第3話・女子
楕円球は気まぐれだ。いったん転がりだすと、どこにいくかわからない。なのに、神様が必要と判断したとき、ボールは向かうべきところに向かう。その日の練習中、権現森が力まかせに蹴ったボールは、はるかサイドラインを割って、フィールド外に飛び出していった。
「おー、すまんーっ」
「ったく、どこ蹴ってんだよお」
ノリチカがいら立った声をあげる。ボールが転がったのは、三人から正確に等距離の位置だ。仕方なく、オレが拾いにいく。
てんてんとしたボールは、細い足首に当たってとまった。
「あ、すいません。ボール取ってもらえますかあ?」
濃紺のソックスにきりりとくるぶしが立った、凛とした足だった。そのつま先は、まっすぐにグラウンドに向いている。女子は、足下のボールに手を伸ばした。オレが近寄ると、夕焼けの中で屈んだ背中が光の粒をこぼしながらゆっくりと起こされた。前髪が払われたとき、なつかしい菜の花の匂いがした。
「ふうん、ラグビーとはね」
耳の奥に記憶として残る声のトーン。はっ、とした。
「・・・いろは・・・?」
瑞々しく成長した幼なじみがそこにいた。それはもうまばゆいばかりの姿だった。細長い躯の芯はなめらかに反り、四肢はのびのびとしなって、まるで野生の子鹿のようだ。長い黒髪が風になびいて、清潔な光を散らす。
まっ白なブラウスに包まれた腕がひょいと伸び、ボールが差し出された。こっちを見つめる大きな瞳。潤いに満ちた唇が、いたずらっぽく舟形を描いている。
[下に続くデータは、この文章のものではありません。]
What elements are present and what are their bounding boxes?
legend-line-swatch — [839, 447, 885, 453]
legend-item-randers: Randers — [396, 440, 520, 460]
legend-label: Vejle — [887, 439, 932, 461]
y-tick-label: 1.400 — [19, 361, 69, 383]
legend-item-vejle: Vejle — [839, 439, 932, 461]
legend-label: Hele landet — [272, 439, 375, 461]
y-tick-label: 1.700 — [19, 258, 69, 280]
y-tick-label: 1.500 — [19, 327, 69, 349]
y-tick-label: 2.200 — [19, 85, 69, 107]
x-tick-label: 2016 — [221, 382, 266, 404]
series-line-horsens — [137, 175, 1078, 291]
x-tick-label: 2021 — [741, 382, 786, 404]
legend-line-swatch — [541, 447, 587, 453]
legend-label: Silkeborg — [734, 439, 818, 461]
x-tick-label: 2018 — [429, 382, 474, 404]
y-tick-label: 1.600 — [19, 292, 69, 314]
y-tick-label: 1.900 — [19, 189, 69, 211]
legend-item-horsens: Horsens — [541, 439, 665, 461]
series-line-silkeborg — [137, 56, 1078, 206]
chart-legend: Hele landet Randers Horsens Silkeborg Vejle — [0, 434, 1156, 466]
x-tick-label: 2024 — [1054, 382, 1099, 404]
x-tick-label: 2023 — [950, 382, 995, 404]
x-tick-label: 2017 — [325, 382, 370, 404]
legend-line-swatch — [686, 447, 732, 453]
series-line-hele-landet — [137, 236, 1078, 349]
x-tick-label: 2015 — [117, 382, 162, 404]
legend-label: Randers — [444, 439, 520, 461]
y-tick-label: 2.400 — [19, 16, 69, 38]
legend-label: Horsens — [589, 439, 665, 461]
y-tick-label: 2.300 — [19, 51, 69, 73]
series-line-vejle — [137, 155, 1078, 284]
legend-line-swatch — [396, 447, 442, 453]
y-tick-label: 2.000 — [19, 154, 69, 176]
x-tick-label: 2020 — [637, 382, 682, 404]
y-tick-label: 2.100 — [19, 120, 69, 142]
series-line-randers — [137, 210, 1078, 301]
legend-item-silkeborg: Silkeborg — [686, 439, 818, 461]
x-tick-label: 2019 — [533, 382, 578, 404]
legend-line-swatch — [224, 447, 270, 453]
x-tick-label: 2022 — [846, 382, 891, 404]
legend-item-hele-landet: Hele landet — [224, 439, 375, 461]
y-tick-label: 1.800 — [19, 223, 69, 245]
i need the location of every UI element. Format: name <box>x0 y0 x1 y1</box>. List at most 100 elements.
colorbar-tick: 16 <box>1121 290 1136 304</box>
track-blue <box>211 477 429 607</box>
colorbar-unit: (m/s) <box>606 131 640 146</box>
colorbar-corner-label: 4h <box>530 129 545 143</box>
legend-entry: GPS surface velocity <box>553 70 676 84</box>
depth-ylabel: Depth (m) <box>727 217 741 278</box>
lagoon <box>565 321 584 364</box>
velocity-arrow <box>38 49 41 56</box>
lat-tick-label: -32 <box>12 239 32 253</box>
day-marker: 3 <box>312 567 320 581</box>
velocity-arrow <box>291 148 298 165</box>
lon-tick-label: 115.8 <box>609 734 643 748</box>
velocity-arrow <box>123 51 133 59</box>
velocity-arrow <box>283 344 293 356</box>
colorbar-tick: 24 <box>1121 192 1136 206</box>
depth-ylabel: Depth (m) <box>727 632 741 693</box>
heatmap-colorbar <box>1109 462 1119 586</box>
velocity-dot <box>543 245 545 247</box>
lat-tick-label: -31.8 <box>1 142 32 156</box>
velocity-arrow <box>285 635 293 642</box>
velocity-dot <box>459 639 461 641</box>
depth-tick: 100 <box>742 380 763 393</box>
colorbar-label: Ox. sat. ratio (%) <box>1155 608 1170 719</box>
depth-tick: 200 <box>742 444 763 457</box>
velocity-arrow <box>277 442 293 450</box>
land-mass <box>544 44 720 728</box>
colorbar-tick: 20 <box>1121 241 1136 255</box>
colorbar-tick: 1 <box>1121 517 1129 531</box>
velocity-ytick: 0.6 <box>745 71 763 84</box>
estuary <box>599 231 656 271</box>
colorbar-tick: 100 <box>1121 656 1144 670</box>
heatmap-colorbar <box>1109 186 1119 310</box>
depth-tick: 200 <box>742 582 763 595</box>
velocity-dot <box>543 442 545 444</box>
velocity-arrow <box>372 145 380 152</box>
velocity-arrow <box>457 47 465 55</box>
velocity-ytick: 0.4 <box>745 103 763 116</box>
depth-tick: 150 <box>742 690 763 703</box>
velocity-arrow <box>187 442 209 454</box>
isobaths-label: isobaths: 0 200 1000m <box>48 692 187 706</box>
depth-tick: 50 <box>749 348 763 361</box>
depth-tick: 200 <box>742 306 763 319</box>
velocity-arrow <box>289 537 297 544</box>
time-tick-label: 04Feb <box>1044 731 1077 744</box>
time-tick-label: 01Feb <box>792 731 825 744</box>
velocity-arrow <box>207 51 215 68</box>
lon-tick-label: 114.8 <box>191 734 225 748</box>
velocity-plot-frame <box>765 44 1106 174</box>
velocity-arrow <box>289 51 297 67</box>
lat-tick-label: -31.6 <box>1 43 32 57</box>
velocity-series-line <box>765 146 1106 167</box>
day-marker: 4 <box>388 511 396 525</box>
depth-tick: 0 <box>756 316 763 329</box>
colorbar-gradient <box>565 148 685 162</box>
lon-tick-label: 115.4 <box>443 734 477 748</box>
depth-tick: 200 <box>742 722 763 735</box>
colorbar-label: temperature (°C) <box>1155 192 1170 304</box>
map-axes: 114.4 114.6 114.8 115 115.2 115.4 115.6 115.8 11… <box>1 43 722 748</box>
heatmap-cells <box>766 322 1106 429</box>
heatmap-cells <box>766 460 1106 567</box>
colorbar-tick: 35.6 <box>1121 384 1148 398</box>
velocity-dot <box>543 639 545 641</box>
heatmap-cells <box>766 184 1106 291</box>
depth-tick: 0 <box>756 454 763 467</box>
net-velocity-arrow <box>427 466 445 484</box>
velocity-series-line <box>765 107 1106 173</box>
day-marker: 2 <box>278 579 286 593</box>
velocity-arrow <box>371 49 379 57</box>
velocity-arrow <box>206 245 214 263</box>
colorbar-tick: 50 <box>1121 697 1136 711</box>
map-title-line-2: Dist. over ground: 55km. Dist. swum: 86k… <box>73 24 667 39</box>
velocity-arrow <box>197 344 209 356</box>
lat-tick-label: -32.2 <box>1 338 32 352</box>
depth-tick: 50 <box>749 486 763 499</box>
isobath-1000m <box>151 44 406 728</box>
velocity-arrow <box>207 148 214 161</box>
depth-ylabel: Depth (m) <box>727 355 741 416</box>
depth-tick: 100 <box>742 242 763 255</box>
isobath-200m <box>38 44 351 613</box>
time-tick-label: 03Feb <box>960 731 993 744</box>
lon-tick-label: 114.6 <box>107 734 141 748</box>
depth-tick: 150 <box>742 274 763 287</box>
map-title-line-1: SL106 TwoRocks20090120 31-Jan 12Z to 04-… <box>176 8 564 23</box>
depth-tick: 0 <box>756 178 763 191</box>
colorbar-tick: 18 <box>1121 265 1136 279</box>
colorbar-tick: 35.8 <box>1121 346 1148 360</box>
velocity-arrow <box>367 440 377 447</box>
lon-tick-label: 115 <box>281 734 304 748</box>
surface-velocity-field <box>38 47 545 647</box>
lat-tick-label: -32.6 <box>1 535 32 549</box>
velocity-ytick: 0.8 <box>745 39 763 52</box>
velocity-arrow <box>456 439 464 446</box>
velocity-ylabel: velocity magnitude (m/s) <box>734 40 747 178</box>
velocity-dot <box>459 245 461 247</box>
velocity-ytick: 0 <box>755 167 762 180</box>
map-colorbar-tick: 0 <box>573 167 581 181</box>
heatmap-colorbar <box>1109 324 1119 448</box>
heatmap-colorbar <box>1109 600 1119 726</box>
「おぼえててくれたんだ、義靖。また同じガッコーだよ。小2のテンコーでサヨナラして以来かあ」
いったい何年ぶりの邂逅ってことになるのだろう?まだ目の前の光景が信じられない。
「合格発表の名簿で義靖の名前見つけてさ、あーっ、って。笑ったよ。あんたにしてはがんばったじゃない、こんなそこそこの学校に入れたなんて」
上からものを言う態度も変わっていない。すみからすみまで、市井いろはだ。見渡すかぎりの菜の花畑でチョウチョを追いかけまくった、幼い頃の戦友だ。いや、上官と言うべきか。義靖少年は子分として扱われていた。いろはの命令は絶対だった。走れと言われれば走り、持ち上げろと言われれば持ち上げ、飛び込めと言われれば飛び込み、そうしてオレは鍛えられた。が、小学校に入って少したった頃に、ジエータイの父親を持つ彼女は、慌ただしくどこか遠くの町へと引っ越してしまったのだった。
「相変わらずひょろひょろなのね。ノッポにはなったけど」
「おまえこそ・・・なんていうか・・・」
お互いに会わなくなってからの、なんという劇的な歳月だろう。その時間は、あのやんちゃな女ボスを、オンナに変貌させていた。いや、胸はまだひどく小さい。色香もなく、体つきは少年のようでもある。が、たたずまいがちがう。気品といってもいい。目の前に立つ15歳のいろはは、怖いくらいに子供じゃない。どこをどう取ってもオンナだ。再び出会ったことよりも、むしろその点に動揺する。
ノリチカと権現森が、ナニゴトか?と駆け寄ってくる。オレはあわてて、いろはの手からボールを引ったくろうとした。しかし、それはかわされた。
「いくよーっ」
いろはの細長い足が、振り子のように弧を描いた。ぼーん・・・思いきり蹴られたボールは、はるかあさっての方向に飛んでいく。
「取ってこいっ、義靖」
相変わらずの命令口調だ。そして、幼い時期に背骨に焼き付いた反応というものだろうか?その声につられて、オレは走りだしていた。わんわん。振り返ると、見違えるほどに大人びた幼なじみが、しかしあの頃とそっくりに拳を振り上げている。
「全力で走れ~っ!」
何年たっても子分扱いだ。
(なんであいつが・・・)
オレはなぜか耳まで赤くなっていた。ノリチカと権現森は立ち止まり、怪訝な顔をしている。そして、翌日からマネージャーになる女子を、いつまでも値踏みしていた。